$f_n \rightarrow 0$ a.e. on $[0,1]$ & $\int_{[0,1]} |f_n|^2 dm \leq 1$ $\implies$ $\int_{[0,1]} |f_n| dm \rightarrow 0$

Question

Let $f_n : [0,1] \rightarrow \mathbf{R}$ be a sequence of measurable functions such that

$\bullet$ $f_n \rightarrow 0$ a.e. on $[0,1]$.

$\bullet$ $\int_{[0,1]} |f_n|^2 dm \leq 1$ for all $n \geq 0$.

Then I want to show that $\int_{[0,1]} |f_n| dm \rightarrow 0$ as $n \rightarrow \infty$.

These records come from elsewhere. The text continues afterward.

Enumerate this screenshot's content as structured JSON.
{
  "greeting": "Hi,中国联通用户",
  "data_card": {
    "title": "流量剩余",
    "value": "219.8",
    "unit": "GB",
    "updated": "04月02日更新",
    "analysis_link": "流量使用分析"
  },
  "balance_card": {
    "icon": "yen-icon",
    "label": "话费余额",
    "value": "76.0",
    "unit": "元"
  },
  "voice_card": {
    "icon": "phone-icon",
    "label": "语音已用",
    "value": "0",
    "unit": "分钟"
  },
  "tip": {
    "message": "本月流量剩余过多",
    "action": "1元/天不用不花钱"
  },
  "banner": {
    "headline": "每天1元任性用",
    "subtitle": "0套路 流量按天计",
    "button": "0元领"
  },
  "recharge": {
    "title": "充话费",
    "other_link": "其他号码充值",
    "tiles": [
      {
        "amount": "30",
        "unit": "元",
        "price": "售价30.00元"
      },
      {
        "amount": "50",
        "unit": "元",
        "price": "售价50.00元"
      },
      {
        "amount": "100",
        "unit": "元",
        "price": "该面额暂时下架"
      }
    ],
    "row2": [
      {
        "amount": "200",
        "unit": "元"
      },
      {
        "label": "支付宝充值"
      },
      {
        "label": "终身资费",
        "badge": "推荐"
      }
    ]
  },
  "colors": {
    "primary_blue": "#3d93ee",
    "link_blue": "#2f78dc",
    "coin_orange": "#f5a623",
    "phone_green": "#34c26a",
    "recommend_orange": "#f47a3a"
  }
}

I tried to combine Egorov's Theorem and Dominated Convergence Theorem but I could not find a dominating function for $|f_n|$.

Answer 1

Egoroff's theorem is a good idea. Fix $\varepsilon>0$, $S_\varepsilon$ a set where $\sup_{x\in S_\varepsilon}|f_n(x)|\to 0$ and $\mu([0,1]\setminus S_\varepsilon)<\varepsilon$. We have \begin{align} \int_{[0,1]}|f_n|d\mu&\leqslant\int_{S_\varepsilon}|f_n|d\mu+\int_{[0,1]\setminus S_\varepsilon}|f_n|d\mu\\ &\leqslant\mu(S_{\varepsilon})\sup_{x\in S_\varepsilon}|f_n(x)|+\sqrt{\mu([0,1]\setminus S_\varepsilon)}\sqrt{\int_{[0,1]}|f_n|^2d\mu}\\ &\leqslant\sup_{x\in S_\varepsilon}|f_n(x)|+\varepsilon. \end{align} This gives $\limsup_{n\to +\infty}\int_{[0,1]}|f_n|d\mu\leqslant\varepsilon$ and we conclude as $\varepsilon$ is arbitrary.

Answer 2

Since the sequence is $L^2$-bounded, it is uniformly integrable and therefore your result holds.